By David Strecker, SJFB President
October of 2021 is quite possibly the hardest article I have had to write. I wish I had better news to report on. The recall election of Gavin Newsom failed. Although he will complete his term that he was elected to in 2018, it certainly wasn’t as easy as he thought.
I know there is a lot of questionable ethics in the way California runs its elections but the high profile people that were brought in to campaign at the last minute was to excite the Democratic base. Recalling Gavin Newsom failed but he has his work cut out for him to win reelection in November 2022. Who will run on the Republican side will be determined in the near future, however, don’t be surprised if the Democratic Party looks for a replacement before supporting the incumbent.
The midterm elections will not only concern the governorship of California. There are committees currently looking at redistricting that could affect multiple races in San Joaquin County. San Joaquin County has two different representatives in the House of Representative, Jerry McNerney and Josh Harder.
There is a lot of talk of trying to get San Joaquin more in line with the Central Valley and only have one member of Congress encompassing the entire county. Additionally there is some talk of redistricting the county supervisors areas. Over the last several years, development throughout the county, but mainly the south county, has created the need to review borders of supervisor districts.
As this growing season wraps up, water levels throughout the state are at critically low levels. Although the call to build additional storage can never stop, the need for an above average snow pack and rainfall in the winter is critical to the 2022 growing season. Unimpaired flows and SGMA will always be a problem and create difficulty in agriculture regardless of how many above average winters we have. I’m as frustrated as any of you with the lack of progress and the repeating pattern of below average winters, then the missed opportunities of plentiful winters lost to the sea.

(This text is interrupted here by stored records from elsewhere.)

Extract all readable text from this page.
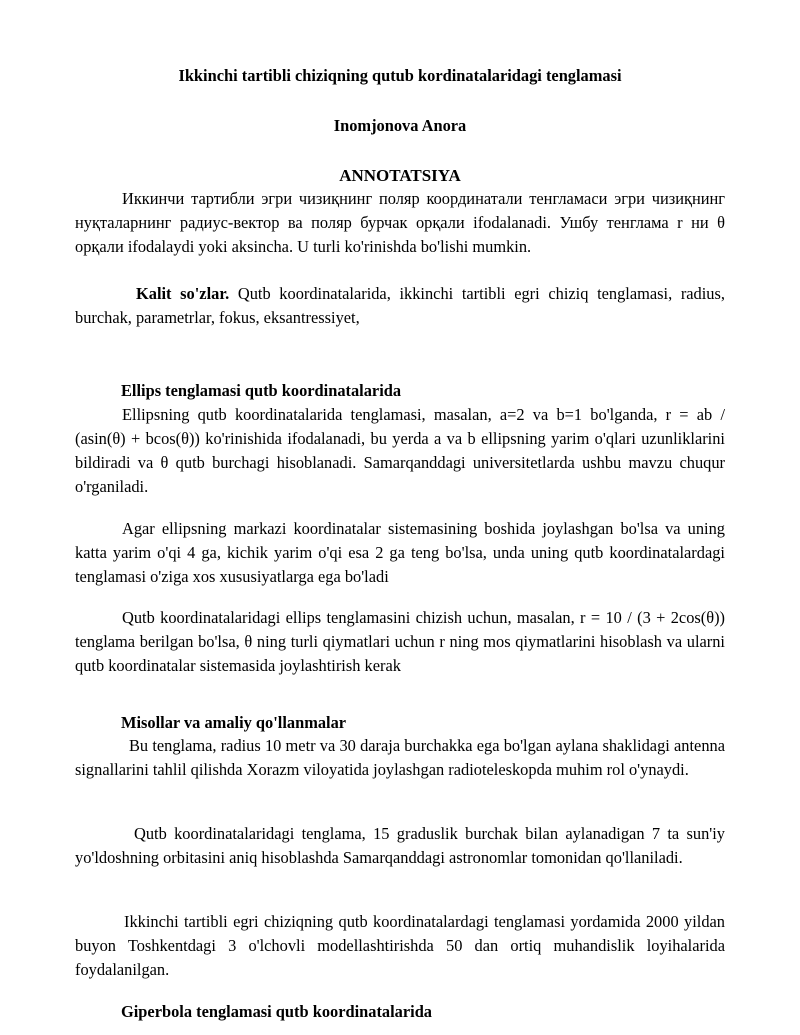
Ikkinchi tartibli chiziqning qutub kordinatalaridagi tenglamasi
Inomjonova Anora
ANNOTATSIYA

Иккинчи тартибли эгри чизиқнинг поляр координатали тенгламаси эгри чизиқнинг нуқталарнинг радиус-вектор ва поляр бурчак орқали ifodalanadi. Ушбу тенглама r ни θ орқали ifodalaydi yoki aksincha. U turli ko'rinishda bo'lishi mumkin.

Kalit so'zlar. Qutb koordinatalarida, ikkinchi tartibli egri chiziq tenglamasi, radius, burchak, parametrlar, fokus, eksantressiyet,

Ellips tenglamasi qutb koordinatalarida

Ellipsning qutb koordinatalarida tenglamasi, masalan, a=2 va b=1 bo'lganda, r = ab / (asin(θ) + bcos(θ)) ko'rinishida ifodalanadi, bu yerda a va b ellipsning yarim o'qlari uzunliklarini bildiradi va θ qutb burchagi hisoblanadi. Samarqanddagi universitetlarda ushbu mavzu chuqur o'rganiladi.

Agar ellipsning markazi koordinatalar sistemasining boshida joylashgan bo'lsa va uning katta yarim o'qi 4 ga, kichik yarim o'qi esa 2 ga teng bo'lsa, unda uning qutb koordinatalardagi tenglamasi o'ziga xos xususiyatlarga ega bo'ladi

Qutb koordinatalaridagi ellips tenglamasini chizish uchun, masalan, r = 10 / (3 + 2cos(θ)) tenglama berilgan bo'lsa, θ ning turli qiymatlari uchun r ning mos qiymatlarini hisoblash va ularni qutb koordinatalar sistemasida joylashtirish kerak

Misollar va amaliy qo'llanmalar

Bu tenglama, radius 10 metr va 30 daraja burchakka ega bo'lgan aylana shaklidagi antenna signallarini tahlil qilishda Xorazm viloyatida joylashgan radioteleskopda muhim rol o'ynaydi.

Qutb koordinatalaridagi tenglama, 15 graduslik burchak bilan aylanadigan 7 ta sun'iy yo'ldoshning orbitasini aniq hisoblashda Samarqanddagi astronomlar tomonidan qo'llaniladi.

Ikkinchi tartibli egri chiziqning qutb koordinatalardagi tenglamasi yordamida 2000 yildan buyon Toshkentdagi 3 o'lchovli modellashtirishda 50 dan ortiq muhandislik loyihalarida foydalanilgan.

Giperbola tenglamasi qutb koordinatalarida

Commodity prices have steadily climbed throughout the year. If water supplies are not an issue, 2022 could be a record-breaking year for our farms and ranches. Despite the opportunity, my family is considering crops for the 2022 season that require less water. Acreage of permanent crops has increased throughout the county and many are not so lucky.
When COVID 19 came into the spotlight almost two years ago, I knew it was something that we would be dealing with for some time. I think we can all agree this has gone on for too long. Mandate is an ugly word regardless of what it is being used for. This country was founded on freedoms and liberties. Those are currently forgotten terms.
From day one, I have felt the people of the world needed education on how to handle upper respiratory illnesses. Masks, social distancing, vaccines each have their place and time of need, however, overuse and forced implementation can be worse than the actual virus. I repeatedly spoke last year of being safe and smart in running your operations and living your lives. As year two of this pandemic is right in front of us, I can only emphasize that advice.
I wish I had great news to share with you. But much like agriculture, it ain’t over until the grain is in the hopper. Sometimes the worst looking crops produce the most. Sometimes we get a little to confident and count our chickens before they hatch. As winter approaches, we need to pray for rain. I hope by late January we have confidence in how the 2022 growing season will be. I hope we don’t need a March Miracle, but we will take it if we need it.
I pray you are all blessed and healthy this harvest season and 2022 can be a breakout year. Let’s deal with one problem at a time and start by PRAYING FOR RAIN!!!